Алсидес спохватился, что сказал лишнее, и пошел в умывалку. Вернувшись, снова сел рядом со мной и решил возобновить разговор. Меня тяготило его общество, он, видимо, догадался об этом и заговорил робко, умоляюще:
— Я думал, вы о том собираетесь писать, как я ночевал на складе. Занятно бы могло получиться. Один-одинешенек, без приятелей, мальчишка с крысами подружился.
Он расхохотался.
— Я смеюсь, ведь вы думаете: немало страху натерпелся с ними Китаеза.
— Вероятно…
— Сперва так оно и было, я с головой укрывался мешками, затыкал уши, чуть не кричал в голос от страха. Но вот — дело было в четверг — я увидел, что на меня глядит крыса. Я ел треску, которую из ящика спер. Не знаю уж почему, только обрадовался я. Бросил ей кусочек, она убежала. Потом обернулась — глаза у нее так и горели — и подошла ближе. Я бросил другой кусок, она съела. Съела, и ей понравилось, ей-богу, не вру, сам видел, как она облизнулась. А кончилось тем, что она прямо из рук стала есть. Позже, когда я был в Лезирии, крысы из бараков тоже со мной дружили. Вот и разберись тут…
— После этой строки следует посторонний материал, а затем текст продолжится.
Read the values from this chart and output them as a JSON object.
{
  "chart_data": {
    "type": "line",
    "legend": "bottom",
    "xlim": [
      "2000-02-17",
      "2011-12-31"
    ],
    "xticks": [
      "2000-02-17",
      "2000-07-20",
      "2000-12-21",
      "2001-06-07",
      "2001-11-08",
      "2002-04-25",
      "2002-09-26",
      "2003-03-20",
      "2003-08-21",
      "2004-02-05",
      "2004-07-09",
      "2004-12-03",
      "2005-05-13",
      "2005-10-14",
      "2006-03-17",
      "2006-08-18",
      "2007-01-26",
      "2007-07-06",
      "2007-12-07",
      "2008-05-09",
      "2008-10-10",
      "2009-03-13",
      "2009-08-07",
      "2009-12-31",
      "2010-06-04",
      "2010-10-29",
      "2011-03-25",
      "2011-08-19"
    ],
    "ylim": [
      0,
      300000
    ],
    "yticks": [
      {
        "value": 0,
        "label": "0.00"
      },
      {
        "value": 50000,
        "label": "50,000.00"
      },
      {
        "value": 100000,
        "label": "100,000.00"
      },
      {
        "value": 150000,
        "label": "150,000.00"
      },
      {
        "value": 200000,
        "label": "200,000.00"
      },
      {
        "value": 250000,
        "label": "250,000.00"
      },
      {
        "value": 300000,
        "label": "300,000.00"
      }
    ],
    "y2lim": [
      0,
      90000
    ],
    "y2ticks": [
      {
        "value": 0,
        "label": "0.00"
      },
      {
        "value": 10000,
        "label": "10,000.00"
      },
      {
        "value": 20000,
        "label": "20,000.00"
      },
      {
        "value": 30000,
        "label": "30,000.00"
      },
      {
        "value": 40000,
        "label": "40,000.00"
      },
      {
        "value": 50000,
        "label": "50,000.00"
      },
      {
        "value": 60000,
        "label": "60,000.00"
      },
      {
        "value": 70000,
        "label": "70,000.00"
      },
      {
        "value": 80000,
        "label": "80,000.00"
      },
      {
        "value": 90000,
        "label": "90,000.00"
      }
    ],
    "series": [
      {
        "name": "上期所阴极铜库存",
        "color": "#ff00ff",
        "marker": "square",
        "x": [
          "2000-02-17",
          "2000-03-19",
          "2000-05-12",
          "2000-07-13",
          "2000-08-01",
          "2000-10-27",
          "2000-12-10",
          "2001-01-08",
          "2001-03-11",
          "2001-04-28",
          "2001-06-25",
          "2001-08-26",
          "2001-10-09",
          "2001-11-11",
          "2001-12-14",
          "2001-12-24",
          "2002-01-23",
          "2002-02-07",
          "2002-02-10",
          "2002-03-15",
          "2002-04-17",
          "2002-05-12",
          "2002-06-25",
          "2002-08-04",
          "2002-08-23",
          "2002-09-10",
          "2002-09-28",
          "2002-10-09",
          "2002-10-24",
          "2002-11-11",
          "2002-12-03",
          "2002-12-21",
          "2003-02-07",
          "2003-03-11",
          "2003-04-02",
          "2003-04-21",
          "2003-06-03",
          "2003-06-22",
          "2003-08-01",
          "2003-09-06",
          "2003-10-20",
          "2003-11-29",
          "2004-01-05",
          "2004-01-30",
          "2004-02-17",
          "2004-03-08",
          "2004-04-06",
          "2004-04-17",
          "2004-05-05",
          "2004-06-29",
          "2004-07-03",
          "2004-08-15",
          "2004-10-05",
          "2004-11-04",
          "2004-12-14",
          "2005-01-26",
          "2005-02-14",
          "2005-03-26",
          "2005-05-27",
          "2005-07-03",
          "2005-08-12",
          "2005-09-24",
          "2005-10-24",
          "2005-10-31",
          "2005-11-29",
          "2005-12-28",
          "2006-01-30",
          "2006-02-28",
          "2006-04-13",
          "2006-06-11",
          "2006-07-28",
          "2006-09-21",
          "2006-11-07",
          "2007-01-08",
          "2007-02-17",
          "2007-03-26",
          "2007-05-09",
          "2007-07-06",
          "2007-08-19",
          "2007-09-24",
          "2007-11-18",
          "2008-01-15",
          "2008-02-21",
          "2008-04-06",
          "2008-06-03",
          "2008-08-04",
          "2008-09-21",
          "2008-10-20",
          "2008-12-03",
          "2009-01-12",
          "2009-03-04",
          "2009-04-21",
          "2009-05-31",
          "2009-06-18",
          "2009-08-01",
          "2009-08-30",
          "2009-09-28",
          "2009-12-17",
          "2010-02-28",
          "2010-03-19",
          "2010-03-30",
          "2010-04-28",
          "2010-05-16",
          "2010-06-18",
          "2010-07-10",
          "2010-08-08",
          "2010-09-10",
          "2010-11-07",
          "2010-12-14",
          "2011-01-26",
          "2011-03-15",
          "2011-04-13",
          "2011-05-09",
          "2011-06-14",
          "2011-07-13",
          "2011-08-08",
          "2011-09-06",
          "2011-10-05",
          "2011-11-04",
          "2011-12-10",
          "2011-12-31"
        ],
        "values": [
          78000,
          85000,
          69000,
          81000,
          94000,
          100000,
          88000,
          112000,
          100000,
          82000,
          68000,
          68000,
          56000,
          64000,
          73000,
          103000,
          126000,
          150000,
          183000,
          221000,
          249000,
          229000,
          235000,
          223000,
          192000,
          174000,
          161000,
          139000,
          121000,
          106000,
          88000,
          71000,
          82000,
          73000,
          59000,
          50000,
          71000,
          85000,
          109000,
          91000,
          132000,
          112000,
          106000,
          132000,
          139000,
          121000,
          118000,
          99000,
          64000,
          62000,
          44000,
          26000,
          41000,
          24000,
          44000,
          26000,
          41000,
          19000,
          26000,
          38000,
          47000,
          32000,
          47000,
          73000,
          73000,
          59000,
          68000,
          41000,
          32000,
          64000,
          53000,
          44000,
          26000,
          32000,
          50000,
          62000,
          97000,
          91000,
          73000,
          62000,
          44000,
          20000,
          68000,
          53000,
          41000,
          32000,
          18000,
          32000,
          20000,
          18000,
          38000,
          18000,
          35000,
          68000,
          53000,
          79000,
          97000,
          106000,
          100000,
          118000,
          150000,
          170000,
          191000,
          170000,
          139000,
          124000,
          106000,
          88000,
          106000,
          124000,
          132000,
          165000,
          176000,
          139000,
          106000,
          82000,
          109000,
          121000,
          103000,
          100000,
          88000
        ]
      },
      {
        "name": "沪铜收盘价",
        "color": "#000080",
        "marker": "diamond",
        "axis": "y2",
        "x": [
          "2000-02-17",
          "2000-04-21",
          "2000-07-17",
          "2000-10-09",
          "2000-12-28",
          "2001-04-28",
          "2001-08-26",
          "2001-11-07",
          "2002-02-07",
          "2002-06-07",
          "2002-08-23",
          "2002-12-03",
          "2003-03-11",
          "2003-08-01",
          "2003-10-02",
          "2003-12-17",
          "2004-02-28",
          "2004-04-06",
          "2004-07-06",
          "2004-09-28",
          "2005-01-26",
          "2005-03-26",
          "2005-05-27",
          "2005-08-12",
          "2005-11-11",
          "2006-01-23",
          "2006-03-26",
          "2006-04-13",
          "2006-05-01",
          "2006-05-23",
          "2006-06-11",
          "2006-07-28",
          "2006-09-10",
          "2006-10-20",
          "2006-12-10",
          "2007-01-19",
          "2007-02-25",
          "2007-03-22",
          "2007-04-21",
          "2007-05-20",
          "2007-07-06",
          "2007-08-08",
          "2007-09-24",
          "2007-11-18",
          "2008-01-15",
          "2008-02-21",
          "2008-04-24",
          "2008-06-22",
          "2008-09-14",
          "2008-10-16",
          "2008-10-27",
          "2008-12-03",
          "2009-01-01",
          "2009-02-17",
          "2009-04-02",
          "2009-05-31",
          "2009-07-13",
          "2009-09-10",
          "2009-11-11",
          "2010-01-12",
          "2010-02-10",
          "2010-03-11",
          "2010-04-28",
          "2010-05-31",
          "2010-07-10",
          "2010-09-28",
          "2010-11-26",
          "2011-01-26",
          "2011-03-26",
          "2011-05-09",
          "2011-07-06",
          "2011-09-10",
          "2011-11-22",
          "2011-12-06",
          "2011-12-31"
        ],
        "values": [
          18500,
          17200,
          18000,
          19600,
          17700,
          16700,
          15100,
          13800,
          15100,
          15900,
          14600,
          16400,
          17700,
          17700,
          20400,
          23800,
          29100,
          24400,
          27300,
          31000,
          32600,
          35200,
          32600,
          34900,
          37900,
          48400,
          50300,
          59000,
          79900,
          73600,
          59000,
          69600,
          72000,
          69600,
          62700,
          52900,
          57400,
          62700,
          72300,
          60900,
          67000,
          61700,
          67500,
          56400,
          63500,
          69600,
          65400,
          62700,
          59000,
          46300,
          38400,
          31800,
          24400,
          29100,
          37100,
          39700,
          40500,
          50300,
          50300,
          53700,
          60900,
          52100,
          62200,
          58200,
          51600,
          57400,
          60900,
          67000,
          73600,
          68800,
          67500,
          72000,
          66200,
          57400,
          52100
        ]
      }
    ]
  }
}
Он хотел вернуться к прежней теме, но осекся, увидев выражение моего лица. Замолчал. Мы сидели тихо, бок о бок, но чужие друг другу, пока не отворилась дверь и надзиратель не приказал нам строиться для поверки.
Глава четвертая
Кабы времечка побольше, был бы праздничек подольше
Дона Розариньо слышала эту поговорку от Фелисии да Эсперанса, бабки с материнской стороны; даже на смертном одре упрямая крестьянка отказалась помириться с внучкой, так рассердила ее просьба не ходить по городу в платке, «как будто он позорит всю родню иль нужен мне самой на простыню», — комментировала старуха, любившая говорить в рифму, даже когда сердилась; и никакие уговоры доны Розариньо не могли ее смягчить.
Упорная, точно муравей, Фелисия до конца дней оставалась верна себе, питаясь одним черствым хлебом, и даже не притрагивалась к еде, которую внучка присылала из лавки. «Не суди обо мне по платкам, а суди по мыслям и делам».
Дона Розариньо и мысли не допускала, что ее просьба (да и просила-то она скорей по наущению важных дам, новых своих знакомых, чем ради удовлетворения собственного тщеславия) может привести к ссоре, ибо она не сомневалась, что бабуся сама не прочь подражать буржуазкам. Однако надменный вид старухи она приняла за кичливость, а ее у Фелисии и в помине не было.
Дона Розариньо частенько вспоминала бабку, особенно по субботам и воскресеньям, когда в лавке дым стоял коромыслом; она любила повторять:
— Да, Лобато, вот уж истая правда. Кабы времечка побольше, был бы праздничек подольше.
В ответ муж устало улыбался; только он мог в полной мере насладиться досадой Неграна, который рвал и метал при виде такого обилия покупателей в лавке у соперника.
В пятницу вечером в магазине уже кипела работа: наполняли погреба и ящики продуктами, тащили со склада мешки, тюки и коробки — все сгодится; муку, рис, сахар заранее развешивали по полкило, чтобы в горячее время лишь бросить на весы. Открывали ящик с мармеладом, банки с маслом, мололи кофе, и Лобато беспрестанно сердился; он нервничал, точно генерал накануне решающего боя.